Rust GraphManager Methods

MethodDescription
gm.create("name")Create a new graph; errors if it already exists
gm.open_graph("name")Open an existing graph; errors if missing
gm.open_or_create("name")Open or create idempotently
gm.list()?Returns Vec<String> of graph names
gm.exists("name")Returns bool
gm.drop("name")?Delete graph and its file
gm.query(cypher, graphs)?Cross-graph Cypher query
gm.query_sql(sql, graphs)?Cross-graph raw SQL query

Using ATTACH Directly

For complete control, attach databases manually using SQLite's ATTACH mechanism:

import sqlite3
import graphqlite

# Build each graph
conn1 = sqlite3.connect("social.db")
graphqlite.load(conn1)
conn1.execute("SELECT cypher('CREATE (n:Person {name: \"Alice\"})')")
conn1.commit()
conn1.close()

conn2 = sqlite3.connect("products.db")
graphqlite.load(conn2)
conn2.execute("SELECT cypher('CREATE (n:Product {name: \"Phone\"})')")
conn2.commit()
conn2.close()

# Query across both
coordinator = sqlite3.connect(":memory:")
graphqlite.load(coordinator)
coordinator.execute("ATTACH DATABASE 'social.db' AS social")
coordinator.execute("ATTACH DATABASE 'products.db' AS products")

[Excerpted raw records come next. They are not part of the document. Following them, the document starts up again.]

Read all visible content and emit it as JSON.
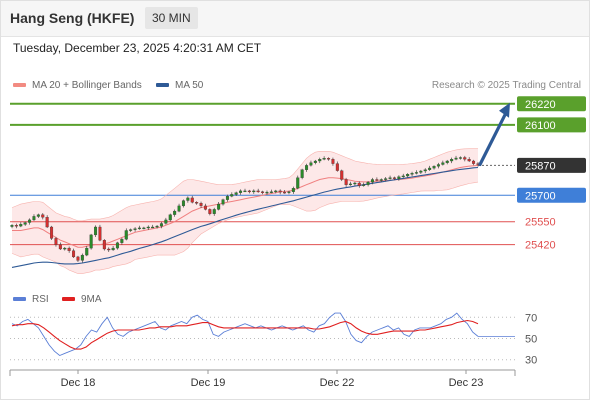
{
  "header": {
    "instrument": "Hang Seng (HKFE)",
    "timeframe": "30 MIN"
  },
  "datetime": "Tuesday, December 23, 2025 4:20:31 AM CET",
  "legend": {
    "items": [
      {
        "label": "MA 20 + Bollinger Bands",
        "color": "#f28b82"
      },
      {
        "label": "MA 50",
        "color": "#2e5a96"
      }
    ],
    "copyright": "Research © 2025 Trading Central"
  },
  "rsi_legend": {
    "items": [
      {
        "label": "RSI",
        "color": "#5b7fd6"
      },
      {
        "label": "9MA",
        "color": "#e02020"
      }
    ]
  },
  "chart_data": [
    {
      "type": "candlestick",
      "y_range": [
        25230,
        26270
      ],
      "x_tick_labels": [
        "Dec 18",
        "Dec 19",
        "Dec 22",
        "Dec 23"
      ],
      "levels": [
        {
          "label": "26220",
          "value": 26220,
          "kind": "target",
          "color": "#5aa02c"
        },
        {
          "label": "26100",
          "value": 26100,
          "kind": "resistance",
          "color": "#5aa02c"
        },
        {
          "label": "25870",
          "value": 25870,
          "kind": "last",
          "color": "#333333"
        },
        {
          "label": "25700",
          "value": 25700,
          "kind": "pivot",
          "color": "#3f7fd8"
        },
        {
          "label": "25550",
          "value": 25550,
          "kind": "support",
          "color": "#e05050"
        },
        {
          "label": "25420",
          "value": 25420,
          "kind": "support",
          "color": "#e05050"
        }
      ],
      "close": [
        25530,
        25525,
        25535,
        25545,
        25560,
        25580,
        25590,
        25575,
        25520,
        25455,
        25420,
        25395,
        25400,
        25385,
        25350,
        25330,
        25360,
        25400,
        25475,
        25520,
        25445,
        25395,
        25390,
        25400,
        25430,
        25450,
        25500,
        25505,
        25510,
        25515,
        25515,
        25520,
        25520,
        25525,
        25540,
        25560,
        25590,
        25610,
        25640,
        25670,
        25685,
        25660,
        25655,
        25640,
        25620,
        25595,
        25620,
        25650,
        25675,
        25695,
        25705,
        25715,
        25725,
        25725,
        25720,
        25725,
        25720,
        25715,
        25718,
        25720,
        25725,
        25718,
        25715,
        25720,
        25740,
        25800,
        25845,
        25870,
        25885,
        25895,
        25905,
        25910,
        25905,
        25880,
        25840,
        25790,
        25760,
        25765,
        25770,
        25755,
        25760,
        25775,
        25790,
        25785,
        25790,
        25795,
        25800,
        25795,
        25805,
        25810,
        25820,
        25825,
        25830,
        25838,
        25845,
        25855,
        25865,
        25875,
        25885,
        25895,
        25905,
        25912,
        25915,
        25905,
        25895,
        25880,
        25875
      ],
      "ma20": [
        25500,
        25500,
        25500,
        25505,
        25510,
        25515,
        25515,
        25505,
        25490,
        25475,
        25460,
        25445,
        25435,
        25425,
        25415,
        25405,
        25405,
        25410,
        25415,
        25420,
        25420,
        25425,
        25430,
        25440,
        25450,
        25460,
        25470,
        25480,
        25490,
        25495,
        25500,
        25505,
        25510,
        25515,
        25520,
        25530,
        25540,
        25550,
        25565,
        25580,
        25595,
        25610,
        25620,
        25630,
        25635,
        25640,
        25645,
        25650,
        25655,
        25660,
        25665,
        25670,
        25675,
        25680,
        25685,
        25690,
        25695,
        25700,
        25705,
        25710,
        25715,
        25720,
        25722,
        25724,
        25730,
        25740,
        25750,
        25760,
        25770,
        25780,
        25790,
        25795,
        25800,
        25800,
        25798,
        25795,
        25790,
        25785,
        25780,
        25778,
        25776,
        25776,
        25778,
        25780,
        25782,
        25784,
        25786,
        25788,
        25790,
        25792,
        25795,
        25798,
        25802,
        25806,
        25810,
        25815,
        25820,
        25826,
        25832,
        25838,
        25845,
        25852,
        25858,
        25862,
        25866,
        25868,
        25870
      ],
      "bb_upper": [
        25630,
        25640,
        25650,
        25655,
        25660,
        25665,
        25665,
        25660,
        25640,
        25620,
        25600,
        25590,
        25580,
        25575,
        25565,
        25555,
        25555,
        25560,
        25565,
        25565,
        25565,
        25570,
        25575,
        25585,
        25600,
        25615,
        25630,
        25640,
        25645,
        25650,
        25655,
        25660,
        25665,
        25670,
        25680,
        25700,
        25720,
        25740,
        25760,
        25780,
        25790,
        25790,
        25785,
        25780,
        25775,
        25770,
        25765,
        25760,
        25760,
        25760,
        25762,
        25765,
        25770,
        25775,
        25780,
        25785,
        25790,
        25790,
        25790,
        25790,
        25790,
        25792,
        25795,
        25800,
        25820,
        25850,
        25880,
        25910,
        25930,
        25945,
        25950,
        25950,
        25950,
        25945,
        25935,
        25925,
        25915,
        25905,
        25895,
        25890,
        25885,
        25880,
        25878,
        25876,
        25875,
        25874,
        25874,
        25874,
        25875,
        25876,
        25878,
        25880,
        25884,
        25888,
        25895,
        25905,
        25915,
        25925,
        25935,
        25945,
        25952,
        25958,
        25962,
        25964,
        25965,
        25965,
        25965
      ],
      "bb_lower": [
        25370,
        25360,
        25350,
        25355,
        25360,
        25365,
        25365,
        25350,
        25340,
        25330,
        25320,
        25300,
        25290,
        25275,
        25265,
        25255,
        25255,
        25260,
        25265,
        25275,
        25275,
        25280,
        25285,
        25295,
        25300,
        25305,
        25310,
        25320,
        25335,
        25340,
        25345,
        25350,
        25355,
        25360,
        25360,
        25360,
        25360,
        25360,
        25370,
        25380,
        25400,
        25430,
        25455,
        25480,
        25495,
        25510,
        25525,
        25540,
        25550,
        25560,
        25568,
        25575,
        25580,
        25585,
        25590,
        25595,
        25600,
        25610,
        25620,
        25630,
        25640,
        25648,
        25649,
        25648,
        25640,
        25630,
        25620,
        25610,
        25610,
        25615,
        25630,
        25640,
        25650,
        25655,
        25661,
        25665,
        25665,
        25665,
        25665,
        25666,
        25667,
        25672,
        25678,
        25684,
        25689,
        25694,
        25698,
        25702,
        25705,
        25708,
        25712,
        25716,
        25720,
        25724,
        25725,
        25725,
        25725,
        25727,
        25729,
        25731,
        25738,
        25746,
        25754,
        25760,
        25767,
        25771,
        25775
      ],
      "ma50": [
        25290,
        25295,
        25300,
        25305,
        25310,
        25315,
        25318,
        25320,
        25320,
        25318,
        25315,
        25312,
        25310,
        25310,
        25310,
        25312,
        25315,
        25320,
        25325,
        25330,
        25335,
        25340,
        25345,
        25352,
        25360,
        25368,
        25375,
        25382,
        25390,
        25398,
        25405,
        25412,
        25420,
        25428,
        25436,
        25445,
        25455,
        25465,
        25475,
        25485,
        25495,
        25505,
        25514,
        25523,
        25530,
        25538,
        25546,
        25555,
        25563,
        25571,
        25579,
        25587,
        25594,
        25601,
        25608,
        25615,
        25621,
        25627,
        25633,
        25639,
        25645,
        25651,
        25657,
        25663,
        25669,
        25676,
        25683,
        25690,
        25697,
        25704,
        25711,
        25718,
        25724,
        25730,
        25735,
        25740,
        25744,
        25748,
        25752,
        25756,
        25760,
        25764,
        25768,
        25772,
        25776,
        25780,
        25784,
        25788,
        25792,
        25796,
        25800,
        25804,
        25808,
        25812,
        25816,
        25820,
        25824,
        25828,
        25832,
        25836,
        25840,
        25844,
        25847,
        25850,
        25853,
        25856,
        25858
      ]
    },
    {
      "type": "line",
      "title": "RSI",
      "y_range": [
        25,
        75
      ],
      "y_tick_labels": [
        "70",
        "50",
        "30"
      ],
      "x_tick_labels": [
        "Dec 18",
        "Dec 19",
        "Dec 22",
        "Dec 23"
      ],
      "rsi": [
        64,
        62,
        66,
        68,
        64,
        60,
        52,
        44,
        38,
        34,
        36,
        38,
        40,
        44,
        52,
        58,
        56,
        64,
        70,
        60,
        54,
        52,
        56,
        58,
        60,
        62,
        64,
        66,
        60,
        58,
        62,
        64,
        66,
        64,
        70,
        72,
        68,
        66,
        54,
        52,
        56,
        58,
        60,
        62,
        64,
        62,
        60,
        62,
        60,
        58,
        60,
        62,
        60,
        58,
        60,
        62,
        58,
        56,
        62,
        64,
        70,
        74,
        74,
        66,
        54,
        48,
        46,
        52,
        56,
        58,
        60,
        62,
        58,
        60,
        54,
        52,
        58,
        60,
        60,
        60,
        62,
        64,
        68,
        70,
        74,
        68,
        64,
        56,
        52
      ],
      "ma9": [
        62,
        63,
        63,
        64,
        64,
        63,
        60,
        56,
        52,
        48,
        45,
        42,
        40,
        40,
        42,
        46,
        49,
        52,
        55,
        57,
        58,
        58,
        58,
        58,
        58,
        59,
        60,
        60,
        61,
        61,
        61,
        62,
        62,
        62,
        63,
        64,
        65,
        65,
        63,
        61,
        60,
        60,
        60,
        60,
        60,
        60,
        60,
        60,
        60,
        60,
        60,
        60,
        60,
        60,
        60,
        60,
        60,
        59,
        59,
        60,
        61,
        63,
        65,
        66,
        64,
        60,
        57,
        55,
        54,
        54,
        55,
        56,
        57,
        57,
        57,
        57,
        57,
        58,
        58,
        59,
        60,
        61,
        62,
        63,
        65,
        66,
        67,
        66,
        64
      ]
    }
  ]
}
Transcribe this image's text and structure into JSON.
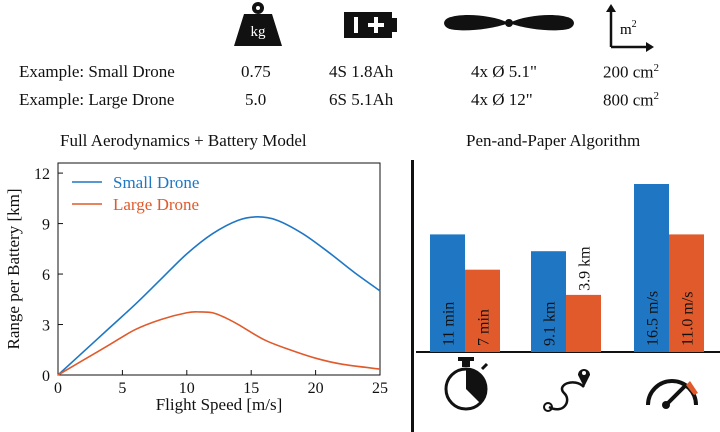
{
  "spec_table": {
    "header_icons": [
      "weight-icon",
      "battery-icon",
      "propeller-icon",
      "area-icon"
    ],
    "weight_unit": "kg",
    "area_unit": "m",
    "area_exponent": "2",
    "rows": [
      {
        "label": "Example: Small Drone",
        "mass": "0.75",
        "battery": "4S 1.8Ah",
        "props": "4x Ø 5.1\"",
        "area": "200 cm",
        "area_exp": "2"
      },
      {
        "label": "Example: Large Drone",
        "mass": "5.0",
        "battery": "6S 5.1Ah",
        "props": "4x Ø 12\"",
        "area": "800 cm",
        "area_exp": "2"
      }
    ]
  },
  "colors": {
    "small": "#1f77c4",
    "large": "#e05a2b",
    "axis": "#111111"
  },
  "chart_data": [
    {
      "type": "line",
      "title": "Full Aerodynamics + Battery Model",
      "xlabel": "Flight Speed [m/s]",
      "ylabel": "Range per Battery [km]",
      "xlim": [
        0,
        25
      ],
      "ylim": [
        0,
        12.6
      ],
      "xticks": [
        0,
        5,
        10,
        15,
        20,
        25
      ],
      "yticks": [
        0,
        3,
        6,
        9,
        12
      ],
      "grid": false,
      "legend": "top-left",
      "series": [
        {
          "name": "Small Drone",
          "color": "#1f77c4",
          "x": [
            0,
            2,
            4,
            6,
            8,
            10,
            12,
            14,
            15.5,
            17,
            19,
            21,
            23,
            25
          ],
          "y": [
            0,
            1.4,
            2.8,
            4.2,
            5.7,
            7.2,
            8.4,
            9.2,
            9.4,
            9.2,
            8.4,
            7.3,
            6.1,
            5.0
          ]
        },
        {
          "name": "Large Drone",
          "color": "#e05a2b",
          "x": [
            0,
            2,
            4,
            6,
            8,
            10,
            11,
            12,
            13,
            14,
            16,
            18,
            20,
            22,
            25
          ],
          "y": [
            0,
            0.9,
            1.8,
            2.7,
            3.3,
            3.7,
            3.75,
            3.7,
            3.4,
            3.0,
            2.1,
            1.5,
            1.0,
            0.65,
            0.35
          ]
        }
      ]
    },
    {
      "type": "bar",
      "title": "Pen-and-Paper Algorithm",
      "categories": [
        "stopwatch-icon",
        "route-icon",
        "speedometer-icon"
      ],
      "series": [
        {
          "name": "Small Drone",
          "color": "#1f77c4",
          "values": [
            11,
            9.1,
            16.5
          ],
          "labels": [
            "11 min",
            "9.1 km",
            "16.5 m/s"
          ]
        },
        {
          "name": "Large Drone",
          "color": "#e05a2b",
          "values": [
            7,
            3.9,
            11.0
          ],
          "labels": [
            "7 min",
            "3.9 km",
            "11.0 m/s"
          ]
        }
      ],
      "bar_heights_relative": [
        [
          0.7,
          0.49
        ],
        [
          0.6,
          0.34
        ],
        [
          1.0,
          0.7
        ]
      ]
    }
  ]
}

result = coordinator.execute(
    "SELECT cypher('MATCH (n:Person) FROM social RETURN n.name')"
).fetchall()
print(result)

Best Practices

  1. Use the context manager. with graphs(...) as gm: ensures all connections are closed and any pending transactions are flushed.

  2. Commit before cross-graph queries. GraphManager handles this automatically, but manual connections do not.

  3. Use valid SQL identifiers for graph names. Graph names become SQLite database aliases (ATTACH ... AS name). Use lowercase letters, digits, and underscores only — no hyphens or spaces.

  4. Keep graphs focused. Design each graph around a single domain or service boundary. Cross-graph queries are read-only for the attached graphs.

  5. Use the same extension version. All attached graphs should be queried with the same version of the GraphQLite extension to avoid schema incompatibilities.

Limitations

  • Cross-graph FROM clause queries are read-only for attached graphs.
  • The FROM clause is only supported inside MATCH patterns.
  • SQLite supports a maximum of approximately 10 simultaneously attached databases.
  • Graph names must be valid SQL identifiers (alphanumeric and underscores).